Zambia’s eurobond maturing in 2053 reportedly fell sharply on Friday, ranking among the worst-performing emerging-market sovereign bonds, after the International Monetary Fund (IMF) dampened expectations of a performance-linked upside that could have boosted investor returns.
The long-dated bond dropped more than two percent to just above US$71, following the IMF’s announcement of a staff-level agreement on the final review of Zambia’s Extended Credit Facility.
Once approved by the IMF’s executive board, the agreement will unlock US$190 million in funding.
While the development provides some fiscal relief, the IMF also revised down its forecasts for Zambia’s economic growth and current account position and urged the Bank of Zambia to strengthen its foreign-exchange reserves.
Read more: Zambian eurobond reportedly slumps as IMF flags weaker debt-carrying capacity
“These revisions raise the probability that Zambia may fail to meet the ‘upside case’ threshold embedded in the eurobond’s structure,” Access Bank Group said in a market commentary.
Meeting that threshold would have triggered a higher coupon and a shorter maturity, enhancing returns for investors.
Analysts also pointed to the approaching end of IMF disbursements as a turning point for Zambia’s external financing outlook — a risk that markets may not yet have fully priced in.

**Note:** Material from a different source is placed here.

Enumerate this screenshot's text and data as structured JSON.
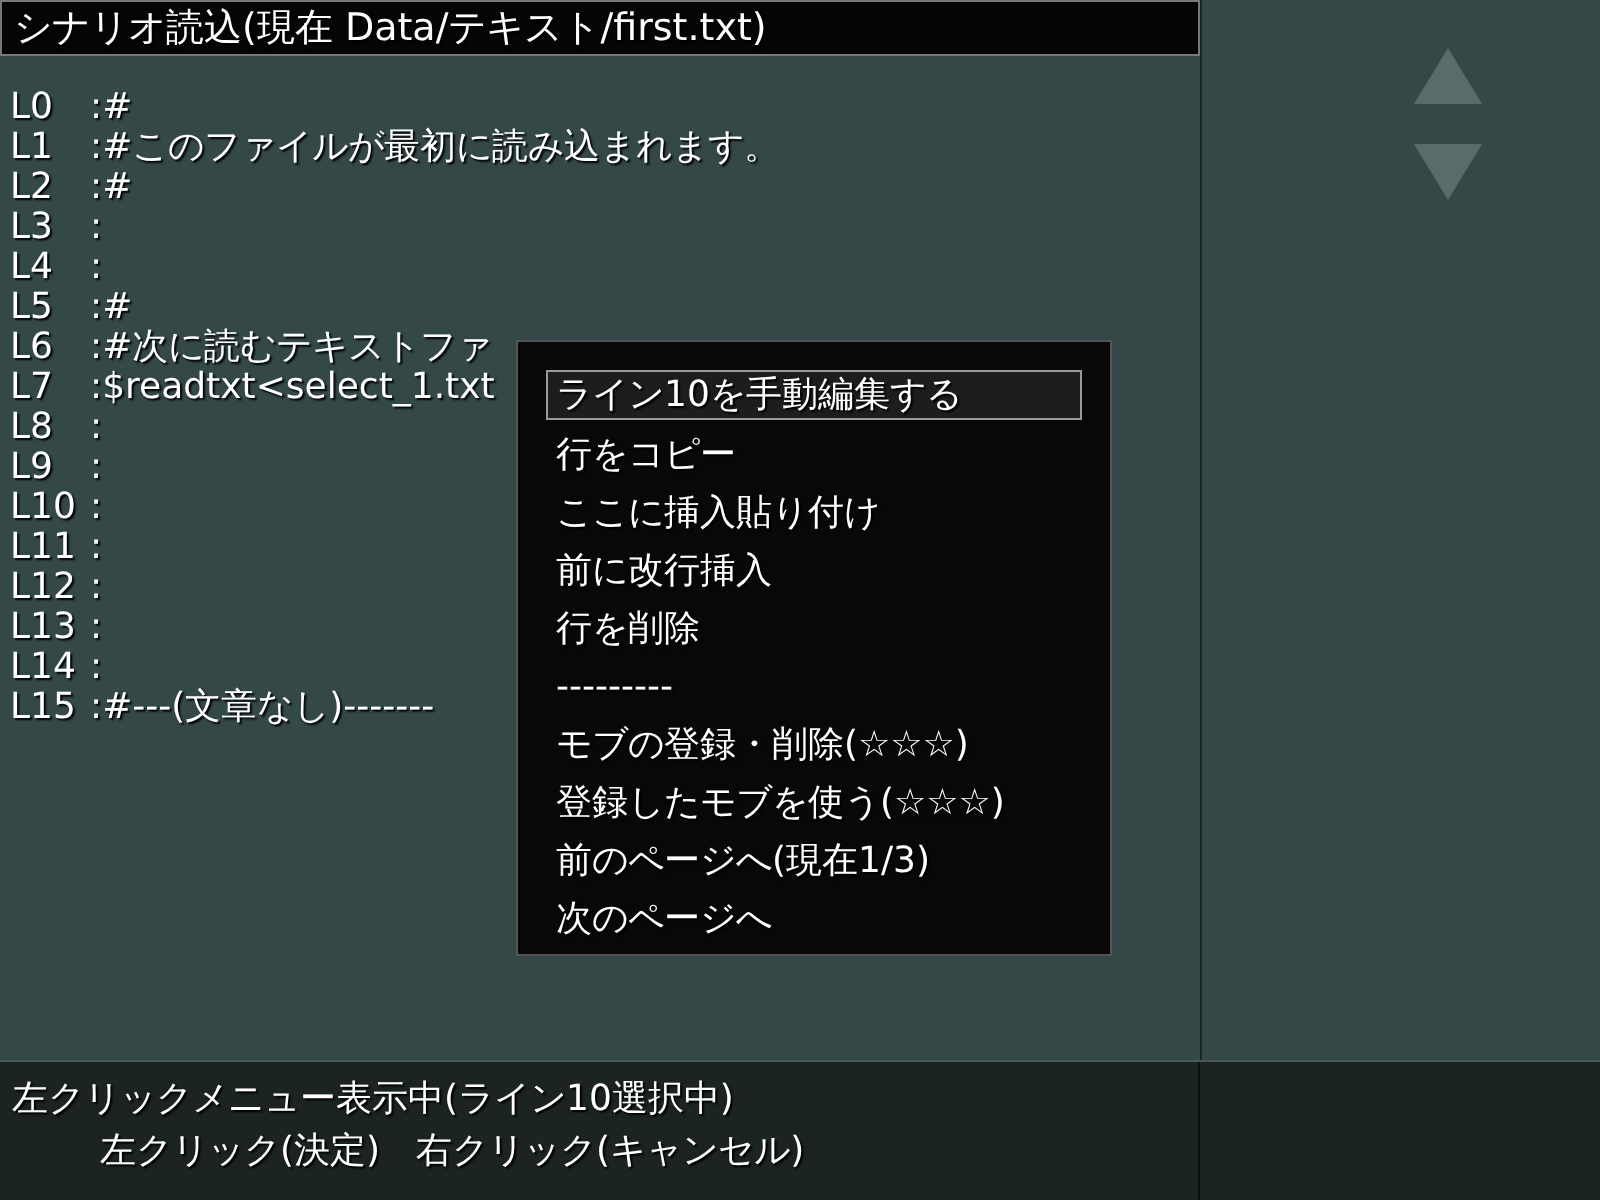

Investors are now turning their attention to domestic data due later this week, with consumer price index (CPI) and trade figures expected to offer further signals on the economic trajectory.

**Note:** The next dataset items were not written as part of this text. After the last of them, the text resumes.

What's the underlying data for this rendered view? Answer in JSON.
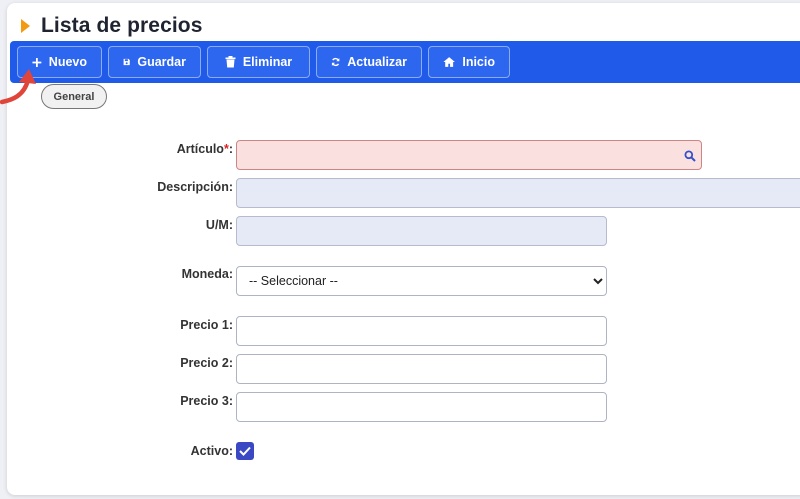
{
  "header": {
    "title": "Lista de precios"
  },
  "toolbar": {
    "new_label": "Nuevo",
    "save_label": "Guardar",
    "delete_label": "Eliminar",
    "refresh_label": "Actualizar",
    "home_label": "Inicio"
  },
  "tabs": {
    "general": "General"
  },
  "form": {
    "articulo_label": "Artículo",
    "articulo_required": "*",
    "articulo_colon": ":",
    "descripcion_label": "Descripción:",
    "um_label": "U/M:",
    "moneda_label": "Moneda:",
    "moneda_selected": "-- Seleccionar --",
    "precio1_label": "Precio 1:",
    "precio2_label": "Precio 2:",
    "precio3_label": "Precio 3:",
    "activo_label": "Activo:",
    "activo_checked": true
  },
  "colors": {
    "toolbar": "#1f5ae8",
    "accent_arrow": "#f39a13",
    "error_field": "#fbe0e0",
    "readonly_field": "#e6eaf6",
    "pointer_arrow": "#e0453a",
    "checkbox": "#3a48c4"
  },
  "icons": {
    "new": "plus-icon",
    "save": "floppy-icon",
    "delete": "trash-icon",
    "refresh": "refresh-icon",
    "home": "home-icon",
    "search": "search-icon"
  }
}
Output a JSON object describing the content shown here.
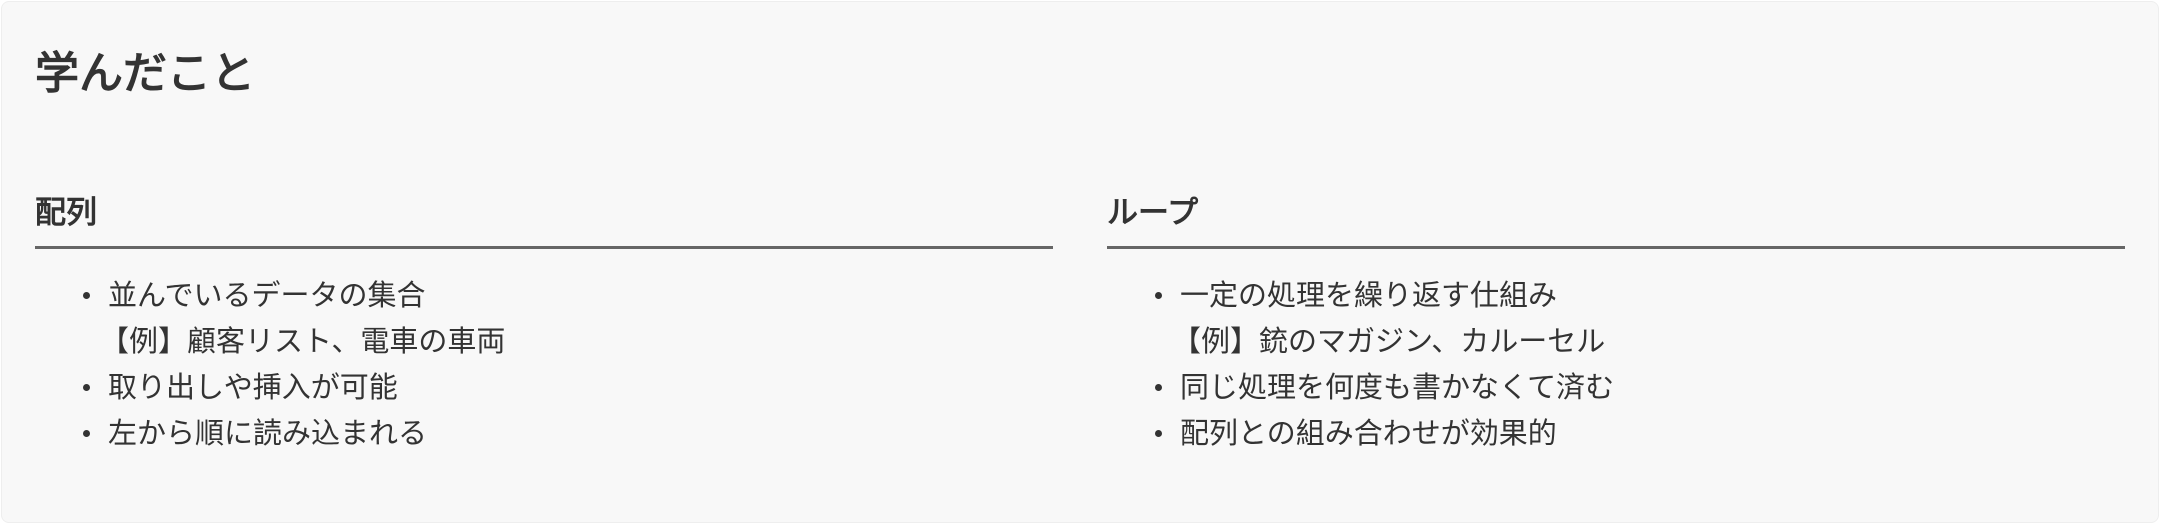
{
  "page": {
    "title": "学んだこと"
  },
  "columns": [
    {
      "heading": "配列",
      "items": [
        {
          "text": "並んでいるデータの集合",
          "example": "【例】顧客リスト、電車の車両"
        },
        {
          "text": "取り出しや挿入が可能"
        },
        {
          "text": "左から順に読み込まれる"
        }
      ]
    },
    {
      "heading": "ループ",
      "items": [
        {
          "text": "一定の処理を繰り返す仕組み",
          "example": "【例】銃のマガジン、カルーセル"
        },
        {
          "text": "同じ処理を何度も書かなくて済む"
        },
        {
          "text": "配列との組み合わせが効果的"
        }
      ]
    }
  ],
  "colors": {
    "background": "#f8f8f8",
    "text": "#333333",
    "rule": "#666666"
  }
}
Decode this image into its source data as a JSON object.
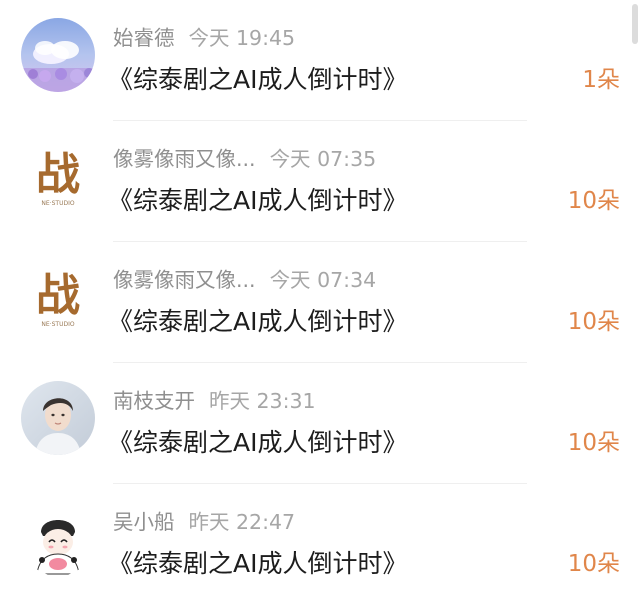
{
  "gifts": [
    {
      "user": "始睿德",
      "time": "今天 19:45",
      "title": "《综泰剧之AI成人倒计时》",
      "count": "1朵",
      "avatar_icon": "cloud-sky-avatar"
    },
    {
      "user": "像雾像雨又像...",
      "time": "今天 07:35",
      "title": "《综泰剧之AI成人倒计时》",
      "count": "10朵",
      "avatar_icon": "calligraphy-zhan-avatar",
      "avatar_text": "战",
      "avatar_subtext": "NE·STUDIO"
    },
    {
      "user": "像雾像雨又像...",
      "time": "今天 07:34",
      "title": "《综泰剧之AI成人倒计时》",
      "count": "10朵",
      "avatar_icon": "calligraphy-zhan-avatar",
      "avatar_text": "战",
      "avatar_subtext": "NE·STUDIO"
    },
    {
      "user": "南枝支开",
      "time": "昨天 23:31",
      "title": "《综泰剧之AI成人倒计时》",
      "count": "10朵",
      "avatar_icon": "person-portrait-avatar"
    },
    {
      "user": "吴小船",
      "time": "昨天 22:47",
      "title": "《综泰剧之AI成人倒计时》",
      "count": "10朵",
      "avatar_icon": "cartoon-character-avatar"
    }
  ],
  "colors": {
    "accent": "#e0864a",
    "username": "#8f8f8f",
    "timestamp": "#a6a6a6",
    "title": "#1d1d1d",
    "divider": "#efefef",
    "calligraphy": "#a66a2e"
  }
}
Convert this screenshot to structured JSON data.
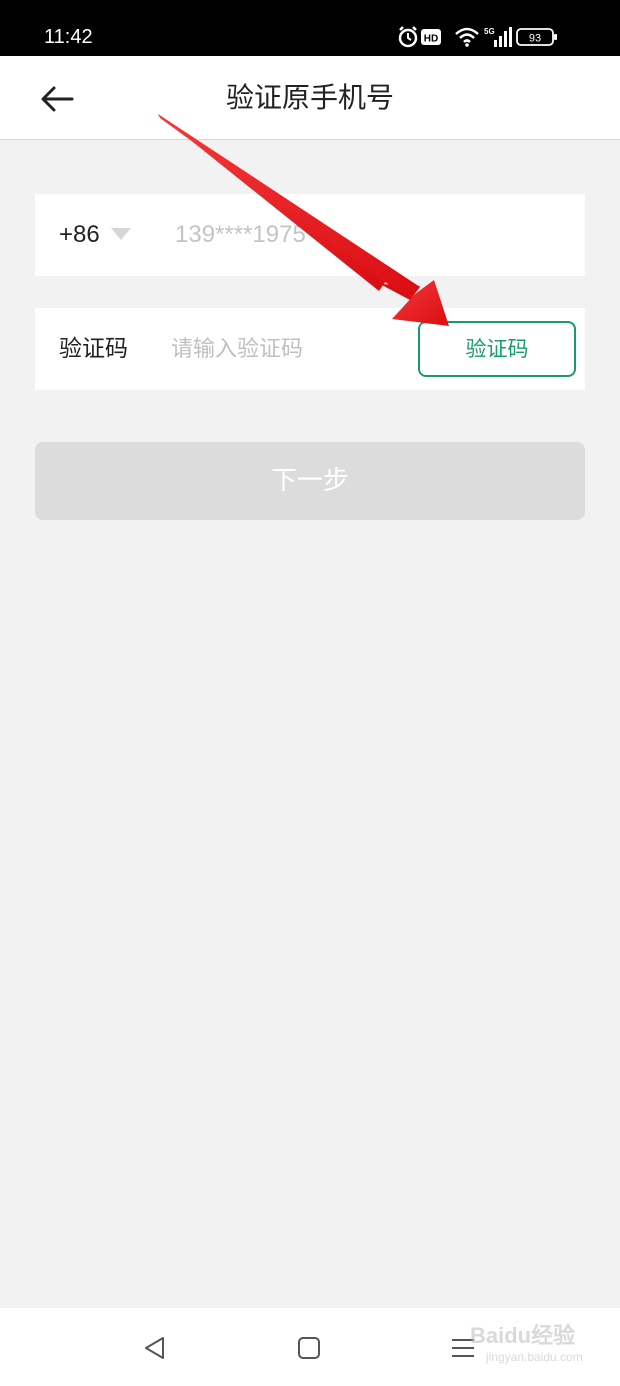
{
  "status_bar": {
    "time": "11:42",
    "network": "5G",
    "battery": "93",
    "icons": [
      "alarm-icon",
      "hd-icon",
      "wifi-icon",
      "signal-icon",
      "battery-icon"
    ]
  },
  "header": {
    "title": "验证原手机号",
    "back_icon": "back-arrow-icon"
  },
  "form": {
    "country_code": "+86",
    "phone_masked": "139****1975",
    "code_label": "验证码",
    "code_placeholder": "请输入验证码",
    "code_value": "",
    "get_code_label": "验证码",
    "next_label": "下一步"
  },
  "colors": {
    "accent_green": "#1a9b6c",
    "disabled_button": "#dcdcdc",
    "annotation_arrow": "#e8161a",
    "background": "#f2f2f2"
  },
  "annotation": {
    "type": "red-arrow",
    "points_to": "get-code-button"
  },
  "bottom_nav": {
    "icons": [
      "nav-back-icon",
      "nav-home-icon",
      "nav-menu-icon"
    ]
  },
  "watermark": {
    "text": "Baidu经验",
    "sub": "jingyan.baidu.com"
  }
}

The Bank of Zambia has indicated that inflation is likely to continue easing in the coming months, supported by favourable weather conditions and subdued global oil prices.
If disinflation persists, policymakers could consider another interest-rate cut at the February 2026 monetary policy meeting, even if inflation remains above the upper bound of the six-to-eight percent target range.
The interplay of external financing pressures and domestic economic trends highlights the challenges Zambia faces as it balances debt sustainability, inflation control and growth in an increasingly uncertain global environment.